In einem neueren Entscheid 1A.45/2007 (Urteil vom 14. November 2007) kommt das Bundesgericht zum Schluss, dass die am 2. Oktober 2000 vom Bundesrat erlassenene Verordnung über Massnahmen gegenüber Personen und Organisationen mit Verbindungen zu Usama bin Laden,der Gruppierung "Al-Qaïda" oder den Taliban („TalibanV") nicht auf einfaches Gesuch einer auf der Liste sich befindlichen Person geändert werden kann.
Die inhaltlichen Beschränkungen, wie sie sich aus der TalibanV ergeben, gehen weit: Danach sind Gelder und wirtschaftliche Ressourcen, die sich im Eigentum oder unter Kontrolle der natürlichen und juristischen Personen, Gruppen und Organisationen nach Anhang 2 befinden, gesperrt, und es ist verboten, Gelder an diese zu überweisen oder ihnen Gelder und wirtschaftliche Ressourcen sonstwie direkt oder indirekt zur Verfügung zu stellen (Art. 3 Abs. 1 und 2).
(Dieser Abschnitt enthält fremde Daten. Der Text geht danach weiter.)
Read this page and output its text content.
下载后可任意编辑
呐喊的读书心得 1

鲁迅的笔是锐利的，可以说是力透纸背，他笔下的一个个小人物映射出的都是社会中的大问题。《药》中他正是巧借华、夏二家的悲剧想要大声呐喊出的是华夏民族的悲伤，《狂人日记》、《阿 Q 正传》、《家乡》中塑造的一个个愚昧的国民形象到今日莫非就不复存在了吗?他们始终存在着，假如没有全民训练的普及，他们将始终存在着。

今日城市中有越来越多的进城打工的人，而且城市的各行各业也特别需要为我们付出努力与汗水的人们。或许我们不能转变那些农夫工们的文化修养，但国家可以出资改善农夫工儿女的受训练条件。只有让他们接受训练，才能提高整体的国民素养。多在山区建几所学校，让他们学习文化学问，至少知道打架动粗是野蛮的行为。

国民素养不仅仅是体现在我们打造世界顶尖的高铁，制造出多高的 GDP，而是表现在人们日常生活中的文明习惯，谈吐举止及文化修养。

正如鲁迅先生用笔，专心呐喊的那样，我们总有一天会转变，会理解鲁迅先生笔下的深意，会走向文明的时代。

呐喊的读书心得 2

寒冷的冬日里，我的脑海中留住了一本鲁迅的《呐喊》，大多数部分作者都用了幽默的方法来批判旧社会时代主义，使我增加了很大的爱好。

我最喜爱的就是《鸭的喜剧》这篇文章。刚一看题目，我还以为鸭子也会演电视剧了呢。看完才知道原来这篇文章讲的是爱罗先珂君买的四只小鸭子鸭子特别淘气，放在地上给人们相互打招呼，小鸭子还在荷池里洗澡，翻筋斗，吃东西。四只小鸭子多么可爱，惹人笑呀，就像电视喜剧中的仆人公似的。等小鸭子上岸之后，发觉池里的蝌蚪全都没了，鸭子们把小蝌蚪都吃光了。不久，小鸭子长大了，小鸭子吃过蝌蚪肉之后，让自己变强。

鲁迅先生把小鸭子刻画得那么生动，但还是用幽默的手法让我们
Die Einreise in die Schweiz oder die Durchreise durch die Schweiz ist den in Anhang 2 aufgeführten natürlichen Personen verboten (Art. 4a Abs. 1).
Zum konkreten Fall: Am 9. November 2001 wurden Youssef Nada sowie verschiedene mit ihm verbundene Organisationen in die vom Sanktionsausschuss herausgegebene Liste aufgenommen. Anh. 2 TalibanV wurde am 30. November 2001 um diese Namen ergänzt. Am 22. September 2005 stellte Youssef Nada dem Bundesrat das Gesuch, er und die mit ihm verbundenen Organisationen seien aus dem Anh. 2 TalibanV zu streichen. Formell verlangte der Beschwerdeführer die Änderung einer Verordnung.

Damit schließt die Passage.